The correct option is A

$\surd 2$

Step 1: Given Data:

Current in the loop = $I$

Magnetic field at center = $B_1$

Magnetic field at center when dipole moment is doubled = $B_2$

Step 2: Formula used:

DIpole moment for $n$ turns of the wire loop $\left(\mathrm{\mu }\right)$$=niA$

Where $n$is number of turns, $i$ is the current, $A$is surface area

The magnetic field at the center of the loop $\left(\mathrm{B}\right)$ $B=\frac{{\mathrm{\mu }}_{\mathrm{o}}\mathrm{i}}{2R}$.

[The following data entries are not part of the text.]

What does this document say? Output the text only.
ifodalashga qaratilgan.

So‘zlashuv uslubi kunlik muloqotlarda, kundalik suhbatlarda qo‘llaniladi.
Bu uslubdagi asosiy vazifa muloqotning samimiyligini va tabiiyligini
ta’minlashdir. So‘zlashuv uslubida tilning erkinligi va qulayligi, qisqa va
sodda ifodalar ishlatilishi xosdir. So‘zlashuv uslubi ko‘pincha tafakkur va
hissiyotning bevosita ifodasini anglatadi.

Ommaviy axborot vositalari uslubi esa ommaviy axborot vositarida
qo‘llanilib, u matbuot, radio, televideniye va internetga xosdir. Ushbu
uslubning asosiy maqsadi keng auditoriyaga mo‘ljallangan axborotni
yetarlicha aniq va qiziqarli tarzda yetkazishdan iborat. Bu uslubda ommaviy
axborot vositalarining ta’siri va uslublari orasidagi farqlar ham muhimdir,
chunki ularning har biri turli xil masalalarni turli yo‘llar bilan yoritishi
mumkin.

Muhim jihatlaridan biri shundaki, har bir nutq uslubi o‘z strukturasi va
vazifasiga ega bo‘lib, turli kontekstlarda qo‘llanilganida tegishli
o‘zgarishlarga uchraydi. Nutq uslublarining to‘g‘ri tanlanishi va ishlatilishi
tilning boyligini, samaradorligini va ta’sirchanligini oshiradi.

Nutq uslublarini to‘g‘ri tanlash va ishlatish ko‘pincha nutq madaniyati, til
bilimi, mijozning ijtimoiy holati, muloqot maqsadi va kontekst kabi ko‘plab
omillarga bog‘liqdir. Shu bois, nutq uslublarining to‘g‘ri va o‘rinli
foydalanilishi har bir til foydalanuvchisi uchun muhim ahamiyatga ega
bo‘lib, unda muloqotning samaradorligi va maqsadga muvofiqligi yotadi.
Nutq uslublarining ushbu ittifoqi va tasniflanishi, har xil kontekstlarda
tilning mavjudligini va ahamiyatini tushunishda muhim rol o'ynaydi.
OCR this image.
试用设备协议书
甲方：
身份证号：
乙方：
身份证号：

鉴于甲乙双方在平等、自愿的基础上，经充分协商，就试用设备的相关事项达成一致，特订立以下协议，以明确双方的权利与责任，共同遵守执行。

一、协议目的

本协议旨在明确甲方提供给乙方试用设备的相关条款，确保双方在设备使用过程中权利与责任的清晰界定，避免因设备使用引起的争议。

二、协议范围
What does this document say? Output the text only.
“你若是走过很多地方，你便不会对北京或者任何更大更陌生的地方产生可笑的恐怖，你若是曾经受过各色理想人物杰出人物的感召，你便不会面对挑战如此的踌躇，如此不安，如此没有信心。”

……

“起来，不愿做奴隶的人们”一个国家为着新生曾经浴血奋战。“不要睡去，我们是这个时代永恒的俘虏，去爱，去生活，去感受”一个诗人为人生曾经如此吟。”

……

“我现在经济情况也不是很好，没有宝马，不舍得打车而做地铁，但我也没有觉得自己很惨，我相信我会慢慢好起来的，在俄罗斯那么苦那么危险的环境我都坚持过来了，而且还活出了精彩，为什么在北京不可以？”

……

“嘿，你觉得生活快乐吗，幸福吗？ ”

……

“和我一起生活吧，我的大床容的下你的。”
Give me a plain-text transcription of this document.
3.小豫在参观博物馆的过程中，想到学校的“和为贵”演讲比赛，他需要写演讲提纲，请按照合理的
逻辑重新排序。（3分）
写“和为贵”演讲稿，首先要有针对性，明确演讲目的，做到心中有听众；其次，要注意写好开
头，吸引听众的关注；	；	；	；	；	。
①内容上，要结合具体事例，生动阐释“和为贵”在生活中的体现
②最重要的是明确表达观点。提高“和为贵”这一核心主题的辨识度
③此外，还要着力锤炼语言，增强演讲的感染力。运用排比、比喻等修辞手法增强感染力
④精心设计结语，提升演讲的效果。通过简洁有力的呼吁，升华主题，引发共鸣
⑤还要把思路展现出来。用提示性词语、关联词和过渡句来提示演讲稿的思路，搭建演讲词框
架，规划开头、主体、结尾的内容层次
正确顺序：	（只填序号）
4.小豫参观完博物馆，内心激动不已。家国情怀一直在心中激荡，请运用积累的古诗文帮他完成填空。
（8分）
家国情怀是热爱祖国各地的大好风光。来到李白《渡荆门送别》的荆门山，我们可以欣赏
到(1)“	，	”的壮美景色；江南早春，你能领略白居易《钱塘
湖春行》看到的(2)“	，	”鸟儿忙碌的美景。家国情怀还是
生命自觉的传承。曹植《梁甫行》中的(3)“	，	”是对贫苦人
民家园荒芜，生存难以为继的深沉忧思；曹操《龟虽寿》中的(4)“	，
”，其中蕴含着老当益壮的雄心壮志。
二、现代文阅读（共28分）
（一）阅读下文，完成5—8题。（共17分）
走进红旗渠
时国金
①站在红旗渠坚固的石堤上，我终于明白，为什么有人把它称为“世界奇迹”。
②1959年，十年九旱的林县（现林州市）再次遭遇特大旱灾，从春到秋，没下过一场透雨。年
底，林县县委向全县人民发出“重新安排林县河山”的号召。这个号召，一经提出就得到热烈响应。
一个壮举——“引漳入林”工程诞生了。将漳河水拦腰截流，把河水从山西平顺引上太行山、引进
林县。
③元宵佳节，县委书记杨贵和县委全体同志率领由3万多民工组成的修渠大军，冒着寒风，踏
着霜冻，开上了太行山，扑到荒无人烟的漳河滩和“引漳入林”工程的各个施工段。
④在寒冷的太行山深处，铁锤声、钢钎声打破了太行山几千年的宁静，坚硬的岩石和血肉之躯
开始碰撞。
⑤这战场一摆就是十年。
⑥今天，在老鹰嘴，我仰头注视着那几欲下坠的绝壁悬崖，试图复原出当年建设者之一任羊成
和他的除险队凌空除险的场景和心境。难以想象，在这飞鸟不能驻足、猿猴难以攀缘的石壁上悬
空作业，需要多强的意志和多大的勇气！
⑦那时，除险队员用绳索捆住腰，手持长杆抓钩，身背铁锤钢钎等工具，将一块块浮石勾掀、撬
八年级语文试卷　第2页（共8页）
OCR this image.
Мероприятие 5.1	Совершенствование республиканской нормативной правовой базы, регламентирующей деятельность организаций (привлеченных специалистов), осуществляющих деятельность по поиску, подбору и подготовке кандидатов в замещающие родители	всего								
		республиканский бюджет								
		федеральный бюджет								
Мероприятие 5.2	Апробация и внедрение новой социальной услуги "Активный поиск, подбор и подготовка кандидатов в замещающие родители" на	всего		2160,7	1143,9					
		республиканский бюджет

Step 3: Calculating the new radius

The dipole moment at center can be calculated as-

${\mu }_1=i\times \left(\pi R^2\right)$

When the dipole moment is doubled suppose new dipole moment is-

${\mu }_2=2{\mu }_1$

keeping current constant.

Let the new radius is $R\text{'}$then-

$$\begin{gathered} i\times \left(\pi R{\text{'}}^2\right)=2\times i\times \left(\pi R^2\right) \\ R\text{'}=\sqrt{2}R \end{gathered}$$

Thus, If dipole moment is doubled and keeping current constant ,$\mathrm{R}\text{'}$ becomes-

$\mathrm{R}\text{'}=\sqrt{2}R$

Step 4: Calculating the ratio

The magnetic field at the center of the loop -

Using formula,

$B_1=\frac{\mu i}{2R}$…………(1)

The magnetic field $B_2$ will be--

$$\begin{gathered} B_2=\frac{\mu I}{2\left(\sqrt{2}\right)R} \\ {B}_2=\frac{B_1}{\sqrt{2}} \end{gathered}$$From equation (1)

or we can calculate the ratio as-

$\frac{{\mathrm{B}}_1}{{\mathrm{B}}_2}=\frac{{\mathrm{R}}_2}{{\mathrm{R}}_1}=\frac{R\text{'}}{R}=\sqrt{2}$.

Hence option A is the correct answer.